Синтез этих дисциплинарных перспектив осуществляется в работе на уровне исследовательских вопросов, выбора источников и техник их интерпретации. Так, анализ роли узелкового письма кипу в империи Инков будет включать семиотический разбор структуры и цветовой кодировки (Urton, 2003), социолингвистическое рассмотрение статуса кипукамайоков как особой касты знатоков, историко-ментальную реконструкцию восприятия числовых данных и обязательств через материальный объект, а также антропологический анализ практик создания, хранения и «чтения» кипу. Подобный интегративный подход позволяет преодолеть фрагментацию знания о прошлом и предложить целостную картину того, как люди в разные эпохи структурировали информацию, общались и действовали в мире, будучи функционально грамотными на языке своей культуры.
Часть I. Концепт: Анатомия функциональной грамотности
Глава 1. Что скрывается за словом «знать»?
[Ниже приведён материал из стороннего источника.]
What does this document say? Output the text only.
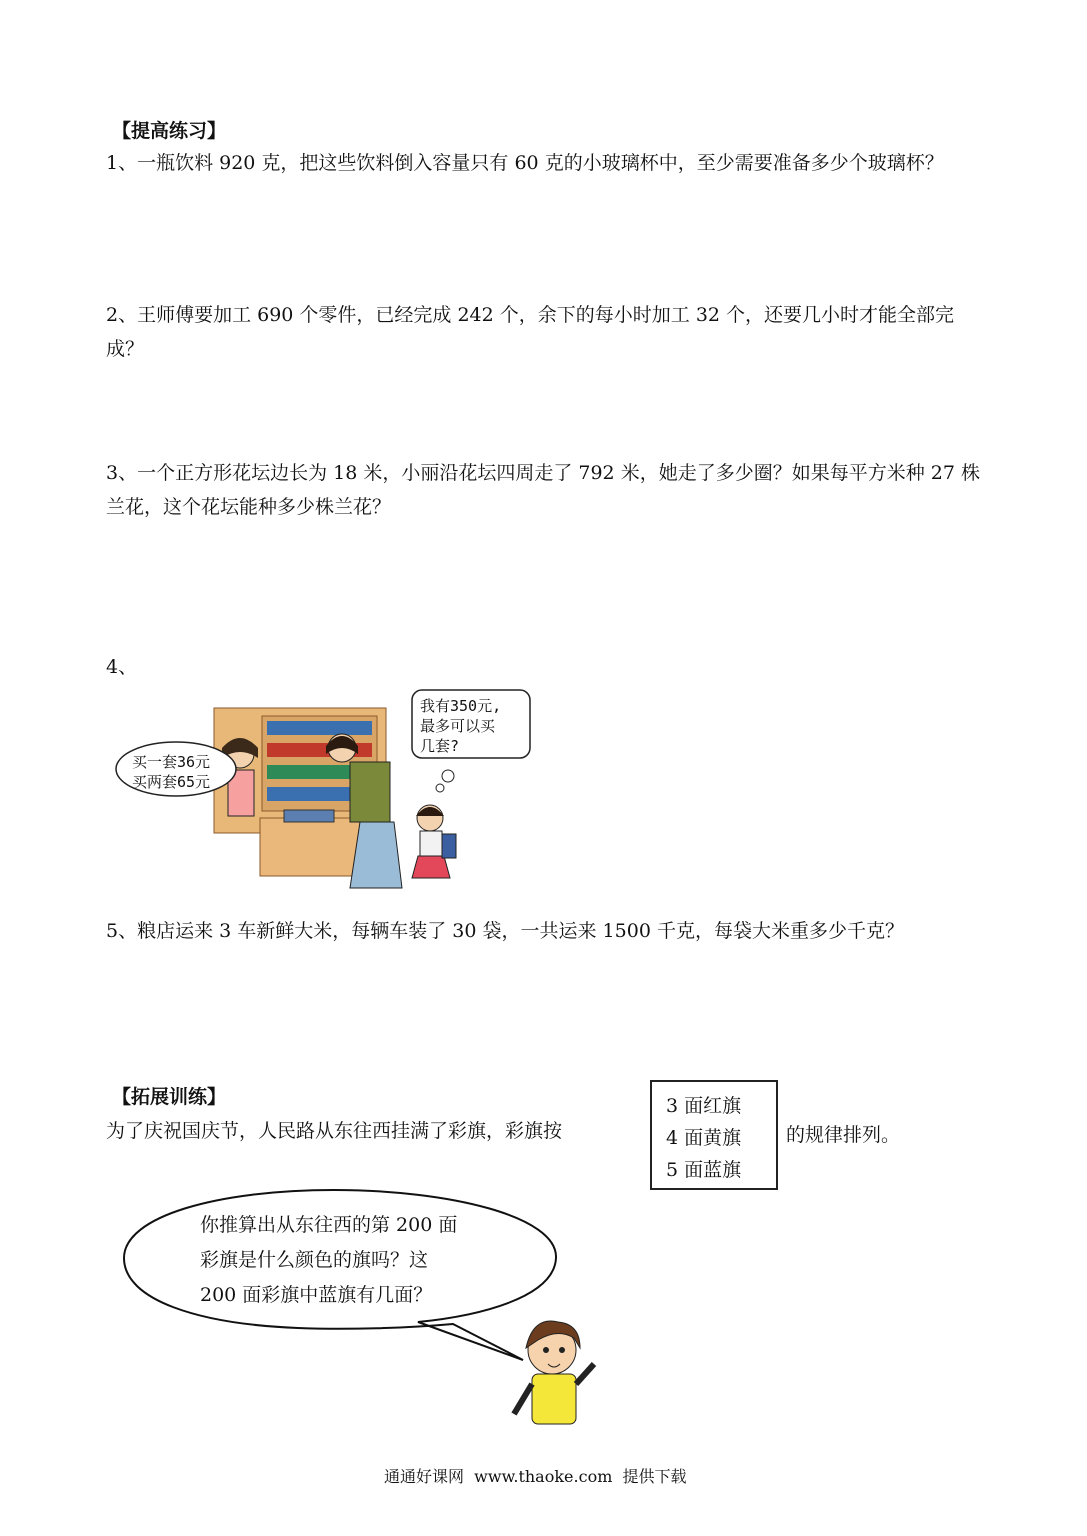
【提高练习】
1、一瓶饮料 920 克，把这些饮料倒入容量只有 60 克的小玻璃杯中，至少需要准备多少个玻璃杯？
2、王师傅要加工 690 个零件，已经完成 242 个，余下的每小时加工 32 个，还要几小时才能全部完成？
3、一个正方形花坛边长为 18 米，小丽沿花坛四周走了 792 米，她走了多少圈？如果每平方米种 27 株兰花，这个花坛能种多少株兰花？
4、
买一套36元
买两套65元
我有350元,
最多可以买
几套?
5、粮店运来 3 车新鲜大米，每辆车装了 30 袋，一共运来 1500 千克，每袋大米重多少千克？
【拓展训练】
为了庆祝国庆节，人民路从东往西挂满了彩旗，彩旗按
3 面红旗
4 面黄旗
5 面蓝旗
的规律排列。
你推算出从东往西的第 200 面
彩旗是什么颜色的旗吗？这
200 面彩旗中蓝旗有几面？
通通好课网  www.thaoke.com  提供下载
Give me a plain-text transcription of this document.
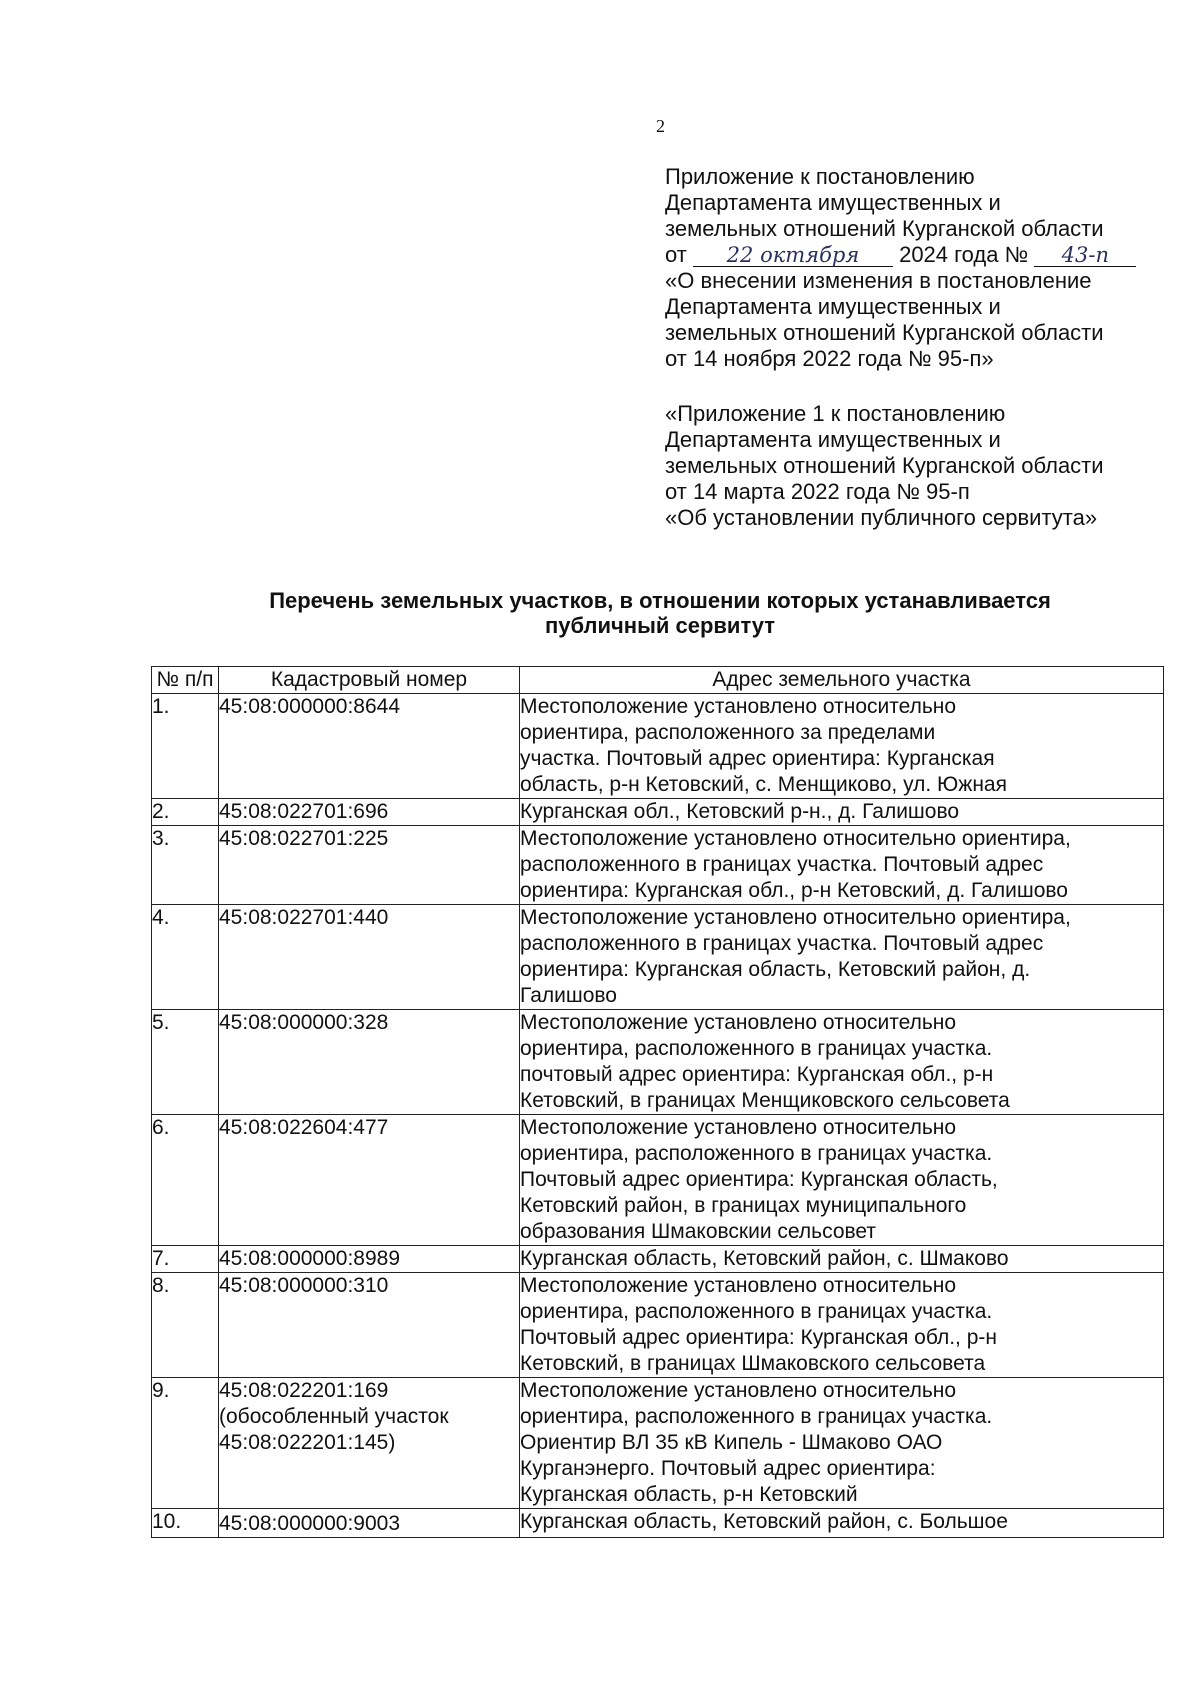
2
Приложение к постановлению
Департамента имущественных и
земельных отношений Курганской области
от 22 октября 2024 года № 43-п
«О внесении изменения в постановление
Департамента имущественных и
земельных отношений Курганской области
от 14 ноября 2022 года № 95-п»
«Приложение 1 к постановлению
Департамента имущественных и
земельных отношений Курганской области
от 14 марта 2022 года № 95-п
«Об установлении публичного сервитута»
Перечень земельных участков, в отношении которых устанавливается
публичный сервитут
№ п/п	Кадастровый номер	Адрес земельного участка
1.	45:08:000000:8644	Местоположение установлено относительно
ориентира, расположенного за пределами
участка. Почтовый адрес ориентира: Курганская
область, р-н Кетовский, с. Менщиково, ул. Южная

2.	45:08:022701:696	Курганская обл., Кетовский р-н., д. Галишово

3.	45:08:022701:225	Местоположение установлено относительно ориентира,
расположенного в границах участка. Почтовый адрес
ориентира: Курганская обл., р-н Кетовский, д. Галишово

4.	45:08:022701:440	Местоположение установлено относительно ориентира,
расположенного в границах участка. Почтовый адрес
ориентира: Курганская область, Кетовский район, д.
Галишово

5.	45:08:000000:328	Местоположение установлено относительно
ориентира, расположенного в границах участка.
почтовый адрес ориентира: Курганская обл., р-н
Кетовский, в границах Менщиковского сельсовета

6.	45:08:022604:477	Местоположение установлено относительно
ориентира, расположенного в границах участка.
Почтовый адрес ориентира: Курганская область,
Кетовский район, в границах муниципального
образования Шмаковскии сельсовет

7.	45:08:000000:8989	Курганская область, Кетовский район, с. Шмаково

8.	45:08:000000:310	Местоположение установлено относительно
ориентира, расположенного в границах участка.
Почтовый адрес ориентира: Курганская обл., р-н
Кетовский, в границах Шмаковского сельсовета

9.	45:08:022201:169
(обособленный участок
45:08:022201:145)	Местоположение установлено относительно
ориентира, расположенного в границах участка.
Ориентир ВЛ 35 кВ Кипель - Шмаково ОАО
Курганэнерго. Почтовый адрес ориентира:
Курганская область, р-н Кетовский

10.	45:08:000000:9003	Курганская область, Кетовский район, с. Большое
§ 1.1. Знание-информация vs. Знание-навык: две стороны функциональной грамотности
Аналитическое различение между знанием как **информацией** (propositional knowledge, «знание-что») и знанием как **навыком** (procedural knowledge, «знание-как») составляет одну из фундаментальных эпистемологических дихотомий, игнорирование которой приводит к значительному упрощению в исторических реконструкциях компетенций прошлого. В контексте исследования функциональной грамотности это различие приобретает первостепенное методологическое значение, так как оно позволяет структурировать разнородный комплекс умений, составлявших основу практической адекватности индивида в доиндустриальных обществах. Обе формы знания, будучи взаимодополняющими, репрезентируют различные, но равно необходимые стороны единого феномена функциональной грамотности.
**Знание-информация** относится к категории декларативного, вербализуемого и часто поддающегося абстрактной формализации знания. Оно может быть выражено в форме утверждений, повествований, перечней, классификаций или цифровых данных. В традиционных обществах носителями такого знания выступали, например, родословные, передаваемые устно; списки налогооблагаемых единиц или повинностей; календари земледельческих работ и церковных праздников; своды обычного права; классификации растений, животных или типов почв; навигационные сведения о звёздах или маршрутах. Акцент здесь делается на точности воспроизведения и передачи семантического содержания. Исследования устных традиций, в частности работы Джона Майлза Фоли о имманентной формульности устной поэзии (Foley, 2002), показывают, как сложные массивы информации могут сохраняться и транслироваться поколениями без письменной фиксации за счёт использования устойчивых мнемонических паттернов, формул и ритмических структур. В более поздний период эта функция во многом перешла к письменным текстам: писцовым книгам, уставным грамотам, лечебникам, торговым реестрам. Однако ключевой характеристикой знания-информации в рамках функциональной грамотности является его **непосредственная приложимость к решению конкретных задач**: календарь диктует сроки сева, правовая норма разрешает спор о меже, генеалогия определяет наследственные права.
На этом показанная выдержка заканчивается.